Living with untreated or active IBD is incredibly unpleasant. Imagine going from feeling fine to needing to go to the bathroom so badly it is impossible to hold, in a matter of minutes. 30 seconds might be all the warning you get between the first urge and when things are coming out, ready or not.

Repeat that a dozen times per day.

On good days you feel mostly fine between episodes, but on bad days you are cramping and hurting all the time.

On confusing days you have the urge to go continuously, but usually it is a false alarm. Of course mix in some real emergencies, so you can’t just ignore the false alarms.

Anyway, taking extreme measures, such as a colonostomy or risky drugs, looks real good.

Now, the need for effective treatment is not an endorsement of drug advertising.

…and lycanthropy in some patients with lupine tendencies. Talk to your doctor or veterinarian.

I couldn’t agree more, but doctors are human, and they aren’t going to know or remember all of the possible side effects of a particular drug. Listing them on TV, and including them in a written ad, increases the chances someone is going to read or hear about possible side effects. It certainly can’t hurt to do it.

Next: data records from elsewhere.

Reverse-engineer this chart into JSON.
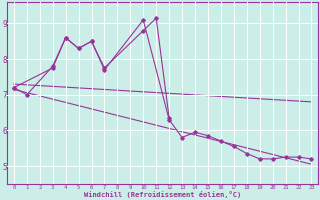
{
  "xlabel": "Windchill (Refroidissement éolien,°C)",
  "x_hours": [
    0,
    1,
    2,
    3,
    4,
    5,
    6,
    7,
    8,
    9,
    10,
    11,
    12,
    13,
    14,
    15,
    16,
    17,
    18,
    19,
    20,
    21,
    22,
    23
  ],
  "line_main_x": [
    0,
    1,
    3,
    4,
    5,
    6,
    7,
    10,
    12,
    13,
    14,
    15,
    16,
    17,
    18,
    19,
    20,
    21,
    22,
    23
  ],
  "line_main_y": [
    7.2,
    7.0,
    7.8,
    8.6,
    8.3,
    8.5,
    7.7,
    9.1,
    6.3,
    5.8,
    5.95,
    5.85,
    5.7,
    5.55,
    5.35,
    5.2,
    5.2,
    5.25,
    5.25,
    5.2
  ],
  "line_upper_x": [
    0,
    3,
    4,
    5,
    6,
    7,
    10,
    11,
    12
  ],
  "line_upper_y": [
    7.2,
    7.75,
    8.6,
    8.3,
    8.5,
    7.75,
    8.8,
    9.15,
    6.35
  ],
  "trend1_x": [
    0,
    23
  ],
  "trend1_y": [
    7.3,
    6.8
  ],
  "trend2_x": [
    0,
    23
  ],
  "trend2_y": [
    7.15,
    5.05
  ],
  "line_color": "#993399",
  "bg_color": "#cceee8",
  "grid_color": "#aadddd",
  "ylim": [
    4.5,
    9.6
  ],
  "yticks": [
    5,
    6,
    7,
    8,
    9
  ],
  "xlim": [
    -0.5,
    23.5
  ]
}
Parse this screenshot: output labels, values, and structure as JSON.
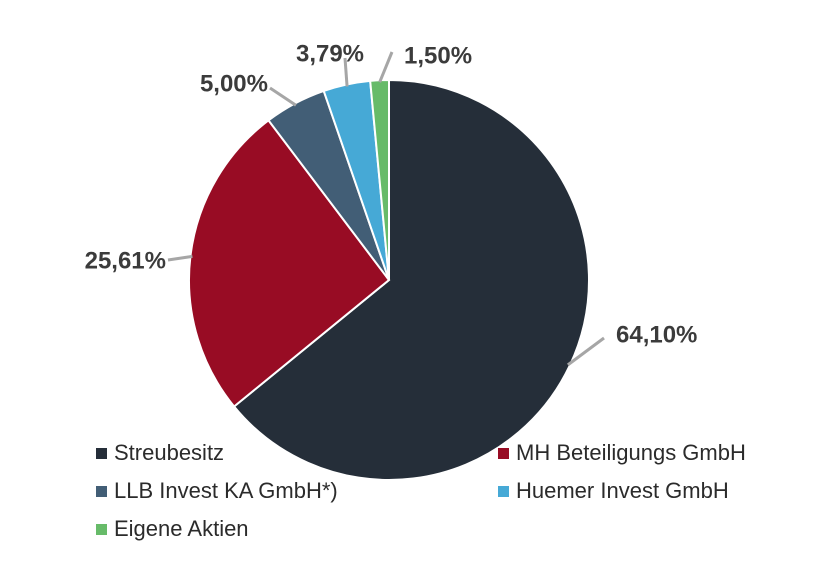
{
  "chart_data": {
    "type": "pie",
    "slices": [
      {
        "label": "Streubesitz",
        "value": 64.1,
        "value_label": "64,10%",
        "color": "#252e39"
      },
      {
        "label": "MH Beteiligungs GmbH",
        "value": 25.61,
        "value_label": "25,61%",
        "color": "#980c24"
      },
      {
        "label": "LLB Invest KA GmbH*)",
        "value": 5.0,
        "value_label": "5,00%",
        "color": "#425e76"
      },
      {
        "label": "Huemer Invest GmbH",
        "value": 3.79,
        "value_label": "3,79%",
        "color": "#46a9d6"
      },
      {
        "label": "Eigene Aktien",
        "value": 1.5,
        "value_label": "1,50%",
        "color": "#67bb69"
      }
    ],
    "start_angle": "12 o'clock",
    "direction": "clockwise",
    "legend_position": "bottom"
  }
}
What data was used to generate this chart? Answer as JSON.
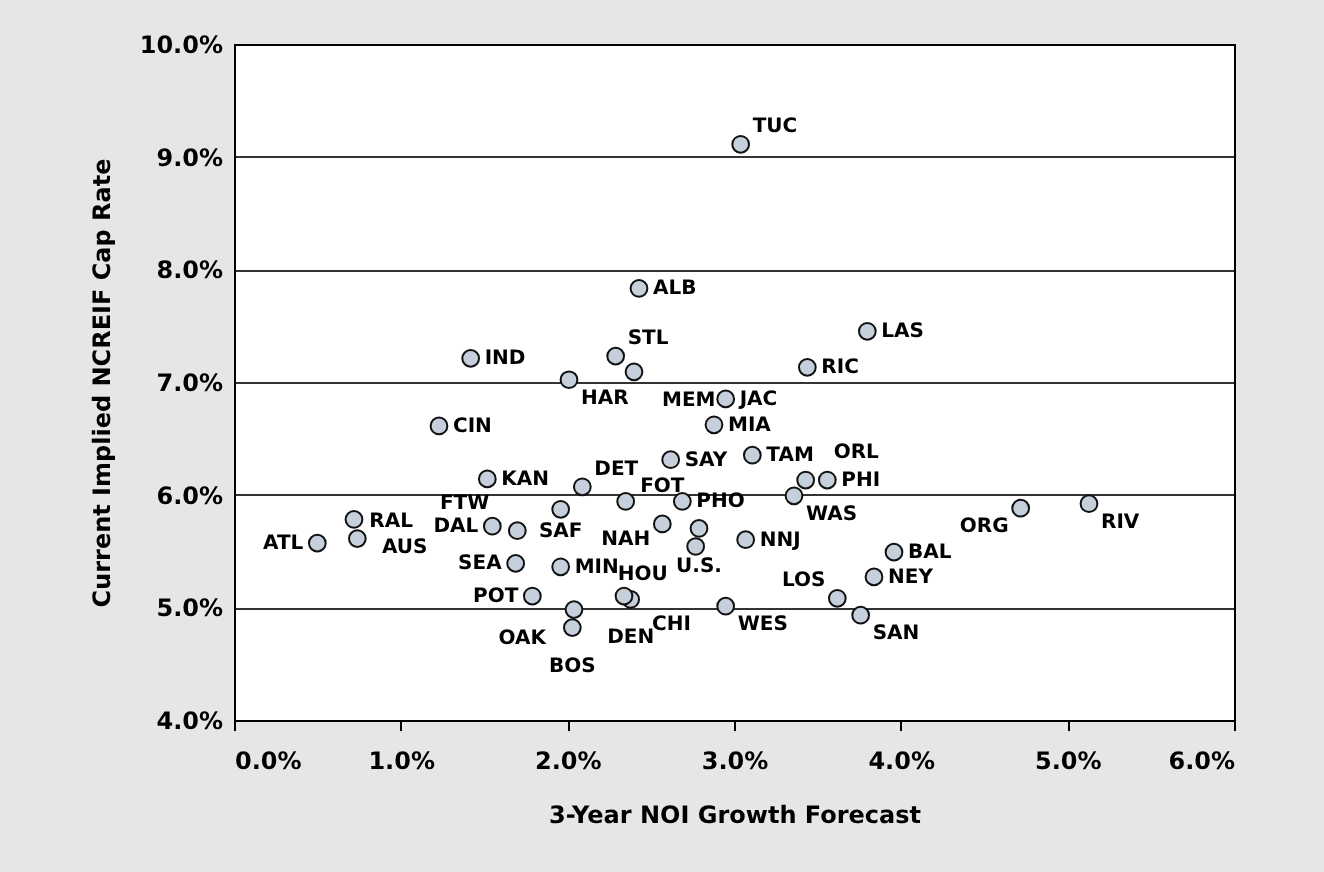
{
  "chart_data": {
    "type": "scatter",
    "xlabel": "3-Year NOI Growth Forecast",
    "ylabel": "Current Implied NCREIF Cap Rate",
    "x": [
      3.04,
      2.43,
      1.42,
      2.01,
      2.29,
      2.4,
      2.95,
      2.88,
      1.23,
      3.11,
      2.62,
      1.52,
      2.09,
      2.35,
      2.69,
      3.43,
      3.56,
      3.36,
      2.79,
      2.57,
      2.77,
      3.07,
      4.72,
      5.13,
      3.96,
      3.84,
      3.62,
      3.76,
      2.95,
      2.38,
      2.34,
      1.96,
      2.04,
      2.03,
      1.79,
      1.69,
      1.55,
      1.7,
      1.96,
      0.72,
      0.74,
      0.5,
      3.8,
      3.44
    ],
    "values": [
      9.11,
      7.83,
      7.21,
      7.02,
      7.23,
      7.09,
      6.85,
      6.62,
      6.61,
      6.35,
      6.31,
      6.14,
      6.07,
      5.94,
      5.94,
      6.13,
      6.13,
      5.99,
      5.7,
      5.74,
      5.54,
      5.6,
      5.88,
      5.92,
      5.49,
      5.27,
      5.08,
      4.93,
      5.01,
      5.07,
      5.1,
      5.36,
      4.98,
      4.82,
      5.1,
      5.39,
      5.72,
      5.68,
      5.87,
      5.78,
      5.61,
      5.57,
      7.45,
      7.13
    ],
    "color": "#c5d0dc",
    "marker": "circle",
    "xlim": [
      0,
      6
    ],
    "xticks": [
      {
        "value": 0,
        "label": "0.0%"
      },
      {
        "value": 1,
        "label": "1.0%"
      },
      {
        "value": 2,
        "label": "2.0%"
      },
      {
        "value": 3,
        "label": "3.0%"
      },
      {
        "value": 4,
        "label": "4.0%"
      },
      {
        "value": 5,
        "label": "5.0%"
      },
      {
        "value": 6,
        "label": "6.0%"
      }
    ],
    "ylim": [
      4,
      10
    ],
    "yticks": [
      {
        "value": 4,
        "label": "4.0%"
      },
      {
        "value": 5,
        "label": "5.0%"
      },
      {
        "value": 6,
        "label": "6.0%"
      },
      {
        "value": 7,
        "label": "7.0%"
      },
      {
        "value": 8,
        "label": "8.0%"
      },
      {
        "value": 9,
        "label": "9.0%"
      },
      {
        "value": 10,
        "label": "10.0%"
      }
    ],
    "grid": "y",
    "annotations": [
      {
        "text": "TUC",
        "x": 3.04,
        "y": 9.11
      },
      {
        "text": "ALB",
        "x": 2.43,
        "y": 7.83
      },
      {
        "text": "IND",
        "x": 1.42,
        "y": 7.21
      },
      {
        "text": "HAR",
        "x": 2.01,
        "y": 7.02
      },
      {
        "text": "STL",
        "x": 2.29,
        "y": 7.23
      },
      {
        "text": "MEM",
        "x": 2.4,
        "y": 7.09
      },
      {
        "text": "JAC",
        "x": 2.95,
        "y": 6.85
      },
      {
        "text": "MIA",
        "x": 2.88,
        "y": 6.62
      },
      {
        "text": "CIN",
        "x": 1.23,
        "y": 6.61
      },
      {
        "text": "TAM",
        "x": 3.11,
        "y": 6.35
      },
      {
        "text": "SAY",
        "x": 2.62,
        "y": 6.31
      },
      {
        "text": "KAN",
        "x": 1.52,
        "y": 6.14
      },
      {
        "text": "DET",
        "x": 2.09,
        "y": 6.07
      },
      {
        "text": "NAH",
        "x": 2.35,
        "y": 5.94
      },
      {
        "text": "PHO",
        "x": 2.69,
        "y": 5.94
      },
      {
        "text": "ORL",
        "x": 3.43,
        "y": 6.13
      },
      {
        "text": "PHI",
        "x": 3.56,
        "y": 6.13
      },
      {
        "text": "WAS",
        "x": 3.36,
        "y": 5.99
      },
      {
        "text": "U.S.",
        "x": 2.79,
        "y": 5.7
      },
      {
        "text": "FOT",
        "x": 2.57,
        "y": 5.74
      },
      {
        "text": "HOU",
        "x": 2.77,
        "y": 5.54
      },
      {
        "text": "NNJ",
        "x": 3.07,
        "y": 5.6
      },
      {
        "text": "ORG",
        "x": 4.72,
        "y": 5.88
      },
      {
        "text": "RIV",
        "x": 5.13,
        "y": 5.92
      },
      {
        "text": "BAL",
        "x": 3.96,
        "y": 5.49
      },
      {
        "text": "NEY",
        "x": 3.84,
        "y": 5.27
      },
      {
        "text": "LOS",
        "x": 3.62,
        "y": 5.08
      },
      {
        "text": "SAN",
        "x": 3.76,
        "y": 4.93
      },
      {
        "text": "WES",
        "x": 2.95,
        "y": 5.01
      },
      {
        "text": "DEN",
        "x": 2.38,
        "y": 5.07
      },
      {
        "text": "CHI",
        "x": 2.34,
        "y": 5.1
      },
      {
        "text": "MIN",
        "x": 1.96,
        "y": 5.36
      },
      {
        "text": "OAK",
        "x": 2.04,
        "y": 4.98
      },
      {
        "text": "BOS",
        "x": 2.03,
        "y": 4.82
      },
      {
        "text": "POT",
        "x": 1.79,
        "y": 5.1
      },
      {
        "text": "SEA",
        "x": 1.69,
        "y": 5.39
      },
      {
        "text": "DAL",
        "x": 1.55,
        "y": 5.72
      },
      {
        "text": "FTW",
        "x": 1.7,
        "y": 5.68
      },
      {
        "text": "SAF",
        "x": 1.96,
        "y": 5.87
      },
      {
        "text": "AUS",
        "x": 0.72,
        "y": 5.78
      },
      {
        "text": "RAL",
        "x": 0.74,
        "y": 5.61
      },
      {
        "text": "ATL",
        "x": 0.5,
        "y": 5.57
      },
      {
        "text": "LAS",
        "x": 3.8,
        "y": 7.45
      },
      {
        "text": "RIC",
        "x": 3.44,
        "y": 7.13
      }
    ]
  }
}
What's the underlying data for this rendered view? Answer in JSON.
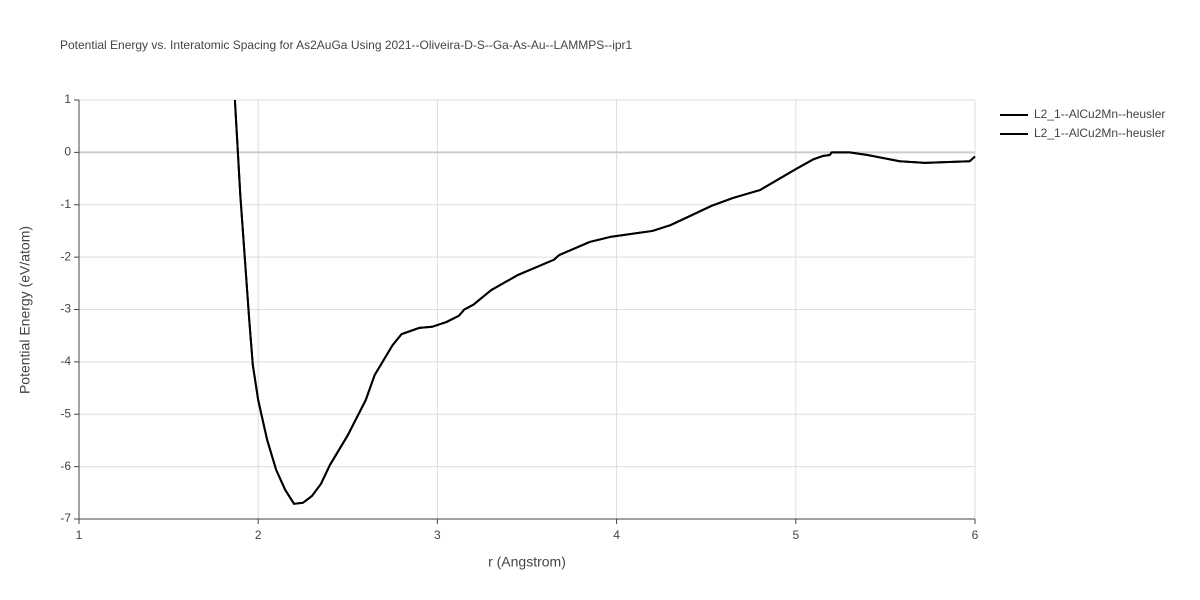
{
  "chart_data": {
    "type": "line",
    "title": "Potential Energy vs. Interatomic Spacing for As2AuGa Using 2021--Oliveira-D-S--Ga-As-Au--LAMMPS--ipr1",
    "xlabel": "r (Angstrom)",
    "ylabel": "Potential Energy (eV/atom)",
    "x": [
      1.87,
      1.9,
      1.95,
      1.97,
      2.0,
      2.05,
      2.1,
      2.15,
      2.2,
      2.25,
      2.3,
      2.35,
      2.4,
      2.5,
      2.6,
      2.65,
      2.75,
      2.8,
      2.9,
      2.97,
      3.05,
      3.12,
      3.15,
      3.2,
      3.3,
      3.45,
      3.65,
      3.68,
      3.85,
      3.97,
      4.2,
      4.3,
      4.4,
      4.53,
      4.65,
      4.8,
      4.87,
      5.0,
      5.1,
      5.15,
      5.19,
      5.2,
      5.3,
      5.4,
      5.58,
      5.72,
      5.97,
      6.0
    ],
    "series": [
      {
        "name": "L2_1--AlCu2Mn--heusler",
        "color": "#000000",
        "values": [
          1.0,
          -0.81,
          -3.2,
          -4.06,
          -4.73,
          -5.49,
          -6.06,
          -6.44,
          -6.71,
          -6.69,
          -6.56,
          -6.33,
          -5.97,
          -5.4,
          -4.73,
          -4.25,
          -3.68,
          -3.47,
          -3.35,
          -3.33,
          -3.24,
          -3.12,
          -3.0,
          -2.91,
          -2.63,
          -2.34,
          -2.05,
          -1.96,
          -1.71,
          -1.61,
          -1.5,
          -1.39,
          -1.23,
          -1.02,
          -0.87,
          -0.72,
          -0.58,
          -0.32,
          -0.13,
          -0.07,
          -0.05,
          0.0,
          0.0,
          -0.05,
          -0.17,
          -0.2,
          -0.17,
          -0.08
        ]
      },
      {
        "name": "L2_1--AlCu2Mn--heusler",
        "color": "#000000",
        "values": [
          1.0,
          -0.81,
          -3.2,
          -4.06,
          -4.73,
          -5.49,
          -6.06,
          -6.44,
          -6.71,
          -6.69,
          -6.56,
          -6.33,
          -5.97,
          -5.4,
          -4.73,
          -4.25,
          -3.68,
          -3.47,
          -3.35,
          -3.33,
          -3.24,
          -3.12,
          -3.0,
          -2.91,
          -2.63,
          -2.34,
          -2.05,
          -1.96,
          -1.71,
          -1.61,
          -1.5,
          -1.39,
          -1.23,
          -1.02,
          -0.87,
          -0.72,
          -0.58,
          -0.32,
          -0.13,
          -0.07,
          -0.05,
          0.0,
          0.0,
          -0.05,
          -0.17,
          -0.2,
          -0.17,
          -0.08
        ]
      }
    ],
    "xlim": [
      1,
      6
    ],
    "xticks": [
      1,
      2,
      3,
      4,
      5,
      6
    ],
    "ylim": [
      -7,
      1
    ],
    "yticks": [
      -7,
      -6,
      -5,
      -4,
      -3,
      -2,
      -1,
      0,
      1
    ],
    "grid": true,
    "legend": "top-right"
  }
}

I would assume that it has to be a really rare side effect for the drug to be licensed - too rare to be picked up in clinical studies. My guess is that it was noted in post-authorization monitoring. (That is to say, adverse events reported from the field once the drug goes on sale. A marketed drug usually has much more exposure than is possible in clinical trials, so this is where the rare side effects are identified.)

Yeah, I had ulcerative colitis. I was immunosupressed for five years - and I was one of the lucky ones (!). Mercaptopurine - which I was on - has some pretty horrible side effects, but my view was that I had no option (see descriptions of the symptoms above). In a coincidence so bizarre that I will blame nobody for simply disbelieving it, during the period I was being treated I was also professionally involved in safety monitoring of mercaptopurine, and thus gifted specialist information which, if I had the choice, I would have preferred not to know about. It led to some interesting conversations with my doctor.

j

ETA - in remission for more than 10 years now. My five years of immunosupression finished shortly before COVID hit.

Couple notes:

Progressive Multifocal Leukoencephalopathy (PML) occurred in three patients who received TYSABRIin clinical trials [see Warnings and Precautions (5.1)]. Two cases of PML were observed in the 1869 patients with multiple sclerosis who were treated for a median of 120 weeks. These two patients had received TYSABRI in addition to interferon beta-1a [see Warnings and Precautions (5.1)]. The third case occurred after eight doses in one of the 1043 patients with Crohn’s disease who were evaluated for PML. In the postmarketing setting, additional cases of PML have been reported in TYSABRI-treated multiple sclerosis and Crohn’s disease patients who were not receiving concomitant immunomodulatory therapy.

[so: ~0.10%] [NB: I couldn’t math (!)]

Advise the patient that TYSABRI is only available through a restricted program called the TOUCH® Prescribing Program {…}

SOURCE

SOURCE

They’ve got a pretty tight rein on this one.